The children were warned not to speak to him. Years before, it seemed, he had been taken to court in Caxley for some indecent conduct, and this was never forgotten. The rougher children shouted names after him and threw stones. The more gently nurtured, such as little Amelia, simply hurried by.

‘You’re not to take any notice of him,’ her mother had said warningly.

‘Why not?’

A look of the utmost primness swept over her mother’s countenance.

‘He is sometimes a very rude old man,’ she said, in a shocked voice.

Amelia enquired no further.

His end had been tragic, she remembered. He had been found, face downwards, in the little brook, a saucepan in his clenched hand as he had dipped for water to boil for his morning tea. The doctor had said his heart must have failed suddenly. The old man had toppled into the stream
and drowned in less than eight inches of spring flood water.

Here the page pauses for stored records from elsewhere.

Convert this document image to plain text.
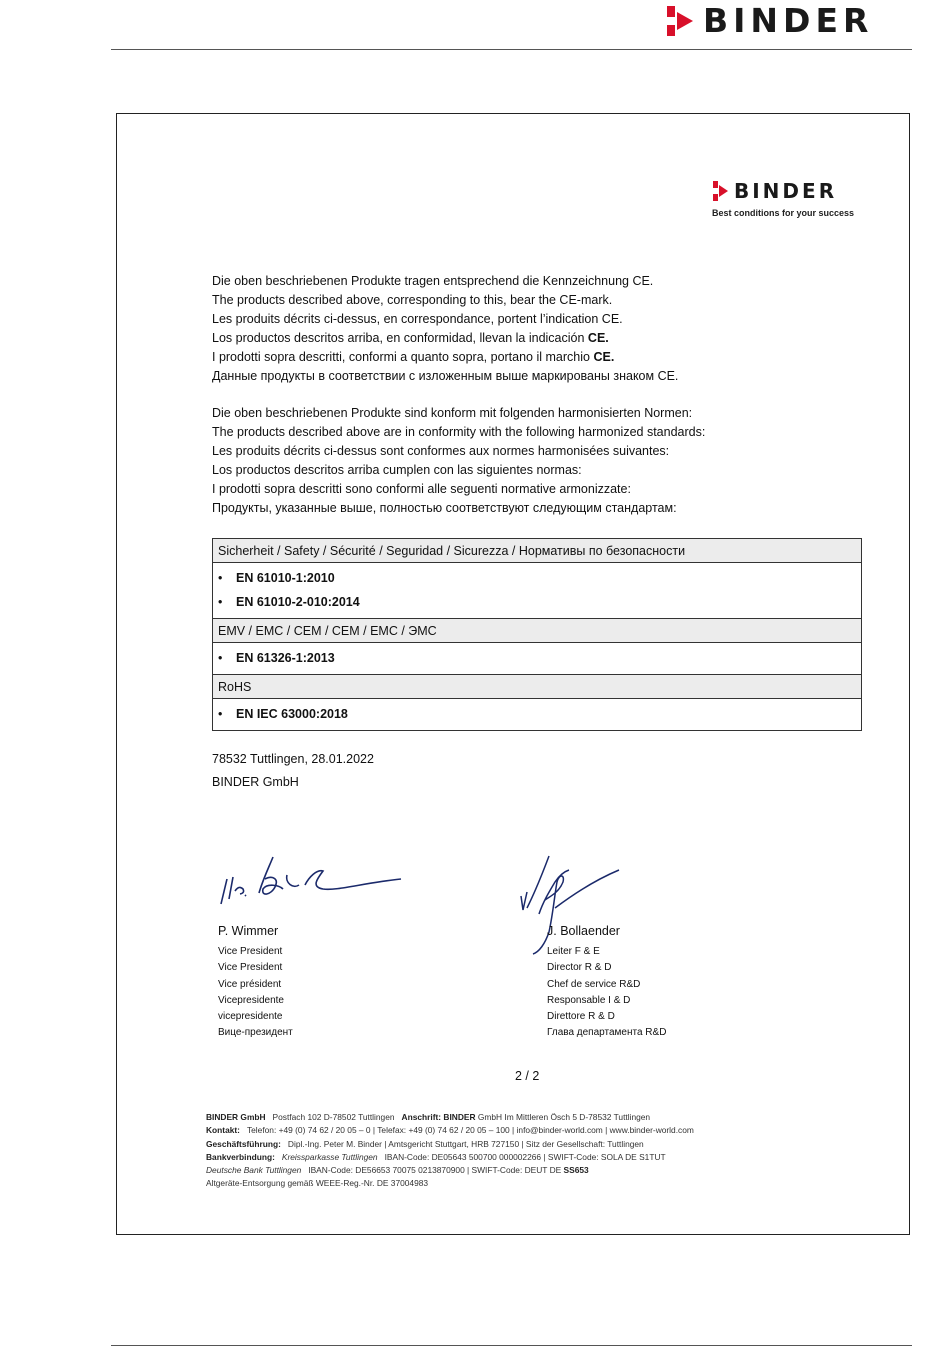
BINDER
BINDER
Best conditions for your success
Die oben beschriebenen Produkte tragen entsprechend die Kennzeichnung CE.
The products described above, corresponding to this, bear the CE-mark.
Les produits décrits ci-dessus, en correspondance, portent l’indication CE.
Los productos descritos arriba, en conformidad, llevan la indicación CE.
I prodotti sopra descritti, conformi a quanto sopra, portano il marchio CE.
Данные продукты в соответствии с изложенным выше маркированы знаком CE.
Die oben beschriebenen Produkte sind konform mit folgenden harmonisierten Normen:
The products described above are in conformity with the following harmonized standards:
Les produits décrits ci-dessus sont conformes aux normes harmonisées suivantes:
Los productos descritos arriba cumplen con las siguientes normas:
I prodotti sopra descritti sono conformi alle seguenti normative armonizzate:
Продукты, указанные выше, полностью соответствуют следующим стандартам:
Sicherheit / Safety / Sécurité / Seguridad / Sicurezza / Нормативы по безопасности
• EN 61010-1:2010
• EN 61010-2-010:2014
EMV / EMC / CEM / CEM / EMC / ЭМС
• EN 61326-1:2013
RoHS
• EN IEC 63000:2018
78532 Tuttlingen, 28.01.2022
BINDER GmbH
P. Wimmer
Vice President
Vice President
Vice président
Vicepresidente
vicepresidente
Вице-президент
J. Bollaender
Leiter F & E
Director R & D
Chef de service R&D
Responsable I & D
Direttore R & D
Глава департамента R&D
2 / 2
BINDER GmbH Postfach 102 D-78502 Tuttlingen Anschrift: BINDER GmbH Im Mittleren Ösch 5 D-78532 Tuttlingen
Kontakt: Telefon: +49 (0) 74 62 / 20 05 – 0 | Telefax: +49 (0) 74 62 / 20 05 – 100 | info@binder-world.com | www.binder-world.com
Geschäftsführung: Dipl.-Ing. Peter M. Binder | Amtsgericht Stuttgart, HRB 727150 | Sitz der Gesellschaft: Tuttlingen
Bankverbindung: Kreissparkasse Tuttlingen IBAN-Code: DE05643 500700 000002266 | SWIFT-Code: SOLA DE S1TUT
Deutsche Bank Tuttlingen IBAN-Code: DE56653 70075 0213870900 | SWIFT-Code: DEUT DE SS653
Altgeräte-Entsorgung gemäß WEEE-Reg.-Nr. DE 37004983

Young Amelia had heard of his death with mingled horror and relief. Now she need never fear to pass that hut, dreading the meeting with ‘a very
rude
old man’, whose death, nevertheless, seemed unnecessarily cruel to the soft-hearted child.

Well, Stephen Amonetti would have no Dirty Dick to fear on his homeward way, but he would have the avenue to traverse, a frightening tunnel of dark trees lining the road for a matter of a hundred yards across the valley. Even on the hottest day, the air blew chill in those deep shadows. On a night like this, Mrs Berry knew well, the wind would clatter the branches and whistle eerily. Stephen would need to keep a stout heart to hold the bogies at bay as he ran the gauntlet to those age-old trees.

But by then he would be within half a mile of his home, up the steep short hill that overlooked the valley. A small estate of council houses had been built at Tupps Hill, some thirty years ago, and thought the architecture was grimly functional and the concrete paths gave an institutional look to the area, yet most of the tenants – countrymen all – had softened the bleakness with climbing wall plants and plenty of bright annuals in the borders.